Ajouts du 15 août 2014 : messages du même jour dans le groupe "Unitariens francophones" sur Facebook

Jean-Claude Barbier - ce culte est entièrement construit car, historiquement, on ne connaît vraiment pas grand chose de Marie. Pire, nos évangiles synoptiques nous la montre en total désaccord par rapport au ministère public de Jésus ! (lien). Dans ce culte, nonobstant les contorsions théologiques visant à affirmer envers et contre tout un monothéisme de façade, Marie fonctionne comme une vraie déité ! Rien à voir avec la personne de Jésus, lui aussi déifié et mythologisé à souhait, mais dont on dispose néanmoins des informations d'ordre historique suffisantes pour qu'on puisse reconstituer (tant bien que mal) une partie de sa vie publique.

Roger Gau - Le premier auteur à faire état de l'ascension corporelle de Marie fut saint Grégoire en 594. Saint Serge Ier (pape de 687 à 701) instaure la fête de l’Assomption. Il faudra attendre le premier novembre 1950 pour que le pape Pie XII proclame le dogme de l’assomption de Marie par la bulle Munificentissimus Deus.
Rappel : quant au
dogme de l’Immaculée conception, c’est seulement le 8 décembre 1854 que le pape Pie IX le proclame.

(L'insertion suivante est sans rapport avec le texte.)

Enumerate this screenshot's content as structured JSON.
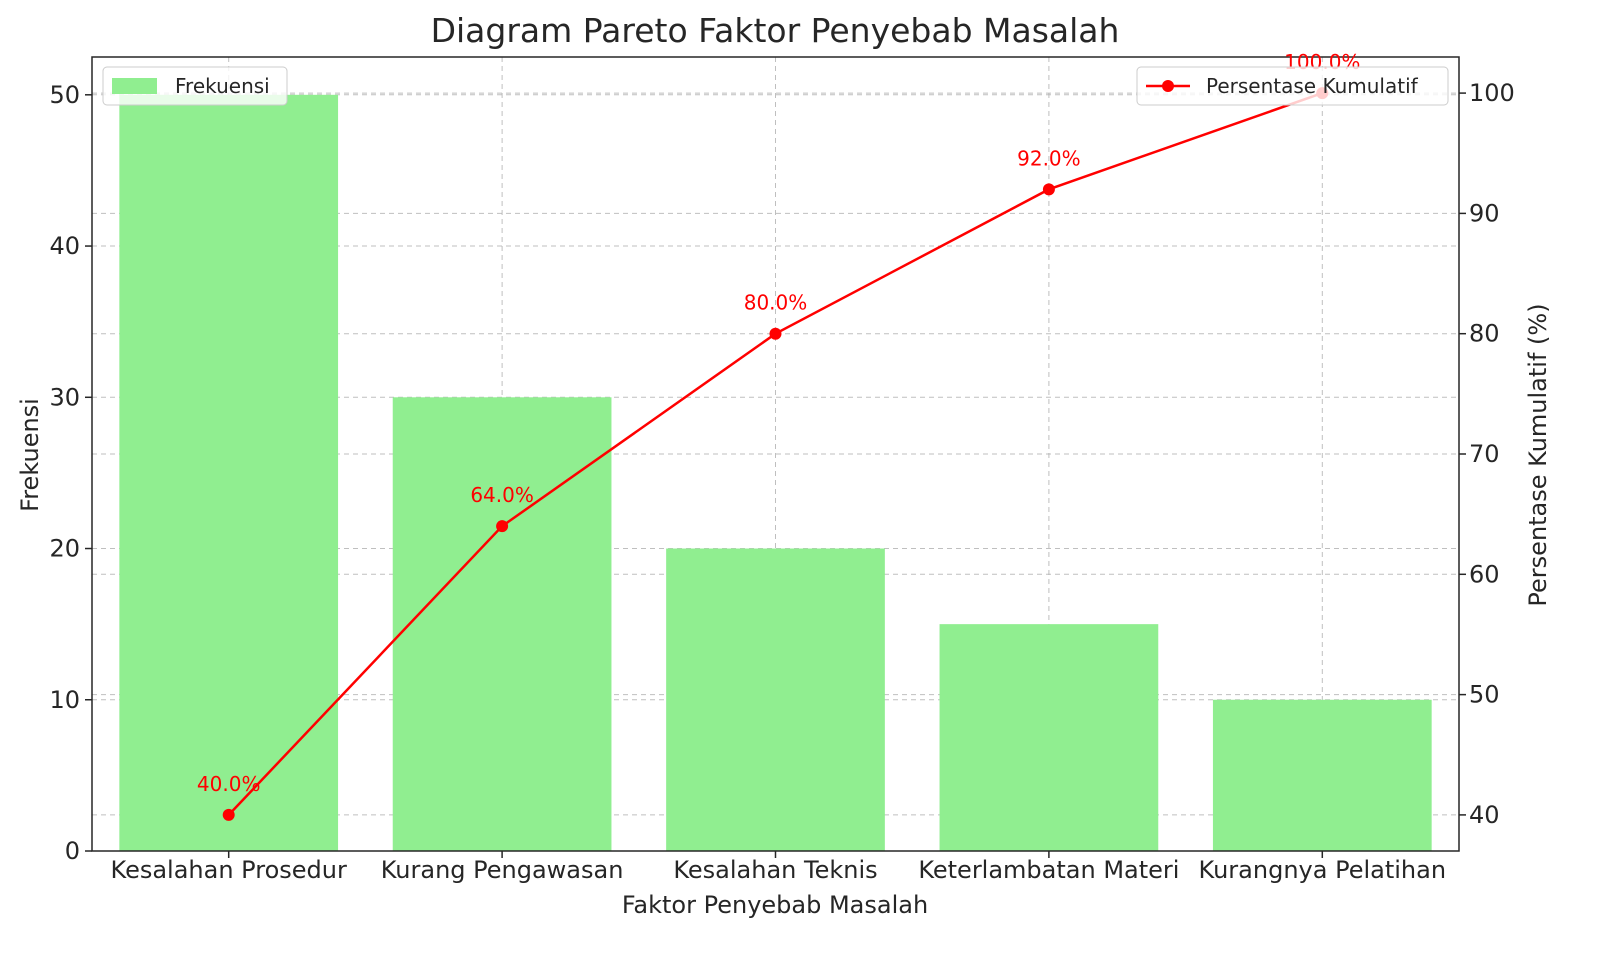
{
  "chart_data": {
    "type": "bar",
    "title": "Diagram Pareto Faktor Penyebab Masalah",
    "xlabel": "Faktor Penyebab Masalah",
    "ylabel": "Frekuensi",
    "y2label": "Persentase Kumulatif (%)",
    "categories": [
      "Kesalahan Prosedur",
      "Kurang Pengawasan",
      "Kesalahan Teknis",
      "Keterlambatan Materi",
      "Kurangnya Pelatihan"
    ],
    "series": [
      {
        "name": "Frekuensi",
        "type": "bar",
        "axis": "left",
        "color": "#90ee90",
        "values": [
          50,
          30,
          20,
          15,
          10
        ]
      },
      {
        "name": "Persentase Kumulatif",
        "type": "line",
        "axis": "right",
        "color": "#ff0000",
        "marker": "circle",
        "values": [
          40.0,
          64.0,
          80.0,
          92.0,
          100.0
        ],
        "data_labels": [
          "40.0%",
          "64.0%",
          "80.0%",
          "92.0%",
          "100.0%"
        ]
      }
    ],
    "ylim": [
      0,
      52.5
    ],
    "y2lim": [
      37,
      103
    ],
    "yticks": [
      0,
      10,
      20,
      30,
      40,
      50
    ],
    "y2ticks": [
      40,
      50,
      60,
      70,
      80,
      90,
      100
    ],
    "grid": true,
    "legends": [
      {
        "entry": "Frekuensi",
        "placement": "top-left"
      },
      {
        "entry": "Persentase Kumulatif",
        "placement": "top-right"
      }
    ]
  }
}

Nadau Brocq - Je crois qu'en dehors des unitariens, les chrétiens sont en fait polythéistes tout simplement. Ils ont besoin de la Trinité, de Marie, des saints qui ne sont guère différents des dieux païens ...

Jean-Claude Barbier - C'est du grand délire métaphysique, sans limite ... Il reste toutefois la co-rédemption que (selon certains) Marie partagerait avec son fils ! Pour l'instant, aucune voix hiérarchique ne va jusque là.

Roger Gau - Je rappelle à ce sujet que le 31 janvier 1985, en Équateur, le pape Jean-Paul II a affirmé : « Le rôle de Marie corédemptrice n’a cessé avec la glorification de son fils. » Quelques mois plus tard, lors de l’angélus du dimanche des Rameaux, place Saint-Pierre il disait : « Puisse Marie, la corédemptrice à qui nous offrons nos prières, faire correspondre généreusement notre désir au désir du Rédempteur. » Toutefois, depuis, aucun pape n'a été plus loin.